By Amy Wallot
I live near a high school. Actually, right next to one. As the days led up to the beginning of the school year, I could hear the marching band practice while sitting on the porch. The music, muffled some by trees, has a peaceful sound, in a radio-on-in-the-background kind of way.
I’ve always enjoyed watching and listening to marching bands. Especially when they put on a good show.
The Western Hills High School (Franklin County) marching band is known for its halftime performances. Band members dance. They wear costumes. They leave the crowd wondering what they will do next week.
Band director Stephanie Wallace said it’s a non-competitive band, one of the few in the state. This allows the band members time to participate in other activities such as athletics or to have a job. Wallace takes pride in being able to offer band to more students this way.
“We don’t force them to choose between the other things they enjoy,” she said.

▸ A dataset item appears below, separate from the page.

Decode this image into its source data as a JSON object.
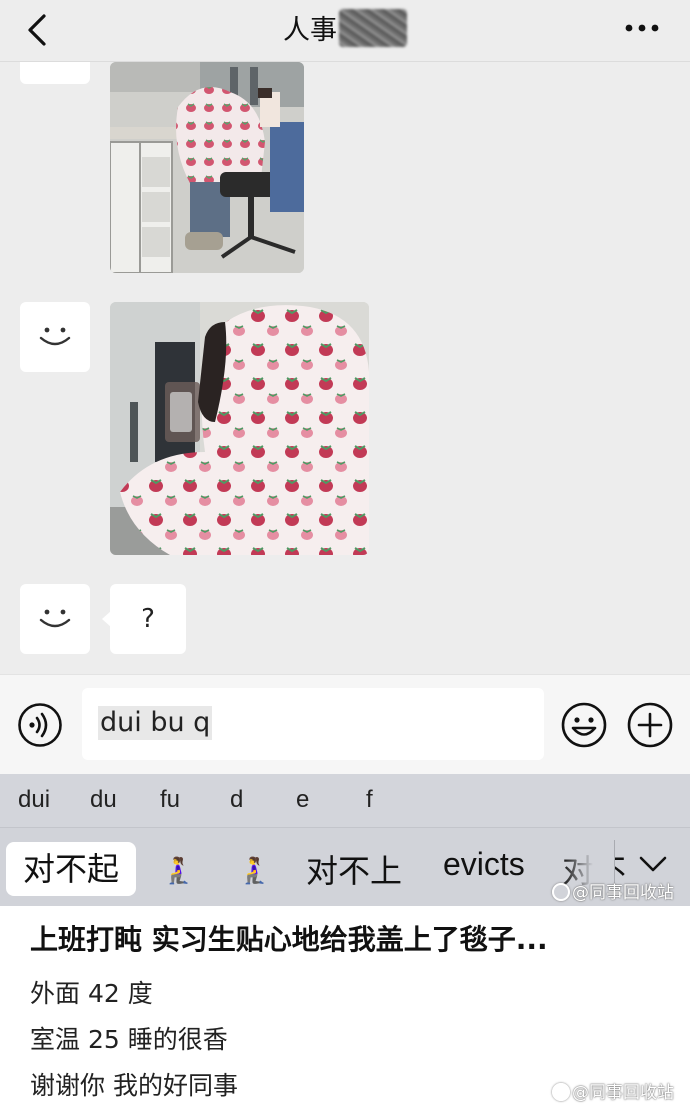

While shooting a football game years ago, I heard the announcer eagerly introduce the band by saying: “Because halftime is a horrible thing to waste!”
I couldn’t agree more.
All 3 of our kids are in marching band (along with our foreign exchange student from Switzerland). They LOVE it! And they all swim on a swim team and participate in academic team (all 4 of them). So it really is nice to have the flexibility that comes with not competing. I think we have a much more diverse group of kids in band than schools that compete. We are the largest student group – 130 in band, with school of around 800. It’s like a huge extended family.